Secara hukum, langkah melawan korupsi hampir sama usianya dengan umur Negara ini. Namun,
upaya tersebut juga dihadang oleh pelaku korupsi dengan sedemikian rupa. Karena itu, saat
genderang perang ditabuh pada awal reformasi, tindak pidana korupsi diberi predikat sebagai
kejahatan luar biasa (extraordinary crime). Pemberian status luar biasa tersebut dimaksudkan
memberikan pesan bahwa melakukan korupsi sangat mungkin dijatuhkan hukuman lebih berat
dibandingkan dengan pidana biasa (ordinary crime).

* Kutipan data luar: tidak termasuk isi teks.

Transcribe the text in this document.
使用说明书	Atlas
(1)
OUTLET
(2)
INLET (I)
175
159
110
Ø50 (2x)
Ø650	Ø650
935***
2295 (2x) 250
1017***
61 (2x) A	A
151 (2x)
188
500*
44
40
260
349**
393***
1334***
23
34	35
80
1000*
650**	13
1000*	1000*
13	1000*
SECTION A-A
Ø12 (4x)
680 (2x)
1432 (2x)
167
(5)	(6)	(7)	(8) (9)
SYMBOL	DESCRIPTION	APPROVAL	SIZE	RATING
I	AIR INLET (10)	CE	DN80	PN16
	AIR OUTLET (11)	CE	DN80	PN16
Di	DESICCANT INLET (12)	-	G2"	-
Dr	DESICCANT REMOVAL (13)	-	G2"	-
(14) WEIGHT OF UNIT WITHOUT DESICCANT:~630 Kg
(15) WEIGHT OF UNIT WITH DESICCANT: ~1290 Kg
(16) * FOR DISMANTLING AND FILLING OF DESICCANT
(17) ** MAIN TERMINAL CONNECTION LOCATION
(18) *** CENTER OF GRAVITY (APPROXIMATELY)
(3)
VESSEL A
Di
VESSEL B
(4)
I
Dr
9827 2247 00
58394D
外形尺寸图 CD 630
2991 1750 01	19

Guna mendukung pesan itu, penegakan
hukum terhadap tindak pidana korupsi juga dilakukan dengan cara-cara luar biasa (extraordinary
instrument).
Segala status luar biasa yang ditempatkan pada tindak pidana korupsi menjadi belum
mampu mengurangi dan apalagi menghentikan laju penyalahgunaan wewenang, terutama
kalangan yang diberikan amanah menyelenggarakan kepentingan publik, seperti kepala daerah
Bahkan, berkaca dari sejumlah kejadian, langkah menghentikan laju praktik korupsi terbentur
dinding tembok. Di antara penyebabnya, memudarnya komitmen sejumlah pihak yang diberi
otoritas untuk menegakkan hukum, termasuk dalam memberantas tindak pidana korupsi yang
banyak menjerat kepala daerah akhir-akhir ini.

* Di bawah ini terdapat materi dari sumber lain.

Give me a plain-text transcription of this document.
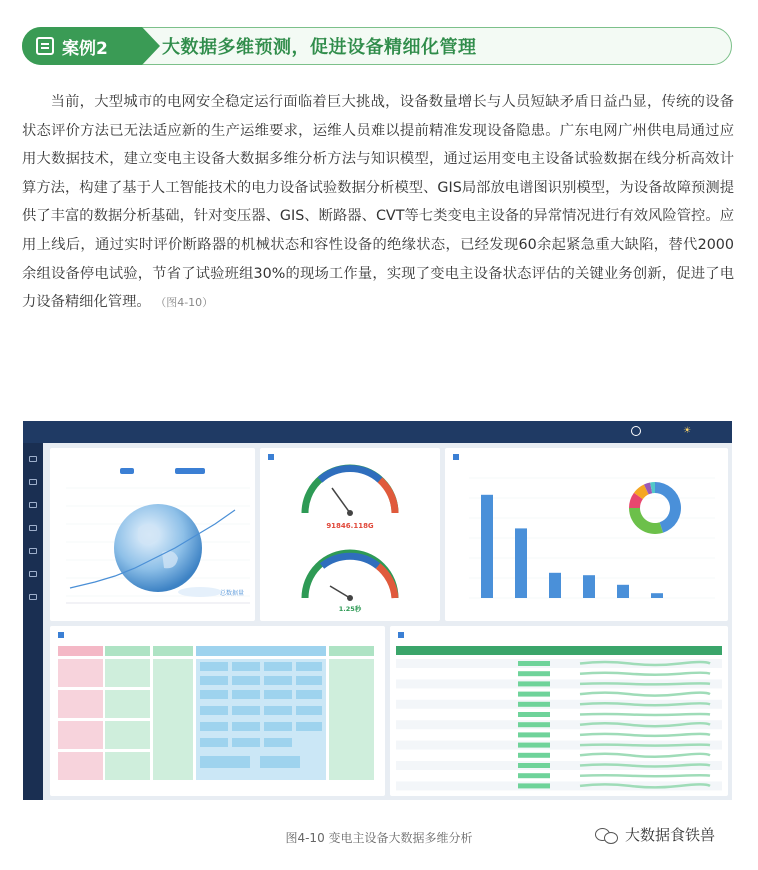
案例2	大数据多维预测，促进设备精细化管理
当前，大型城市的电网安全稳定运行面临着巨大挑战，设备数量增长与人员短缺矛盾日益凸显，传统的设备状态评价方法已无法适应新的生产运维要求，运维人员难以提前精准发现设备隐患。广东电网广州供电局通过应用大数据技术，建立变电主设备大数据多维分析方法与知识模型，通过运用变电主设备试验数据在线分析高效计算方法，构建了基于人工智能技术的电力设备试验数据分析模型、GIS局部放电谱图识别模型，为设备故障预测提供了丰富的数据分析基础，针对变压器、GIS、断路器、CVT等七类变电主设备的异常情况进行有效风险管控。应用上线后，通过实时评价断路器的机械状态和容性设备的绝缘状态，已经发现60余起紧急重大缺陷，替代2000余组设备停电试验，节省了试验班组30%的现场工作量，实现了变电主设备状态评估的关键业务创新，促进了电力设备精细化管理。 （图4-10）
☀
总数据量
91846.118G
1.25秒
图4-10 变电主设备大数据多维分析	大数据食铁兽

Kepala daerah sebagai bagian dari wakil-wakil kekuasaan Negara di daerah menjadi
bagian penting dalam kepemimpinan Negara di daerah dalam pemberantasan korupsi. “Tidak tau
apalah sebab” kepala daerah malah yang banyak akhir-akhir ini terbawa gelombang arus
kejahatan luarbiasa ini. Seharusnya kepala daerah memiliki rasa malu, karna sebagai bagian dari
kepemimpinan nasional dapat memberikan contoh tauladan yang baik seharusnya di daerahnya.
Sebagaimana yang kita ketahui apapun agamanya mengisyaratkan pemimpin harus menjadi
contoh yang baik, bukan malah memberikan contoh yang buruk. Sehingga perbuatan kepala
daerah yang melakukan perbuatan koruptif tersebut sebenarnya dilarang oleh agama mereka.
Kenyataan membuktikan bahwa kuatnya pemahaman agama juga tidak membentengi seorang
kepala daerah melakukan perbuatan korupsi.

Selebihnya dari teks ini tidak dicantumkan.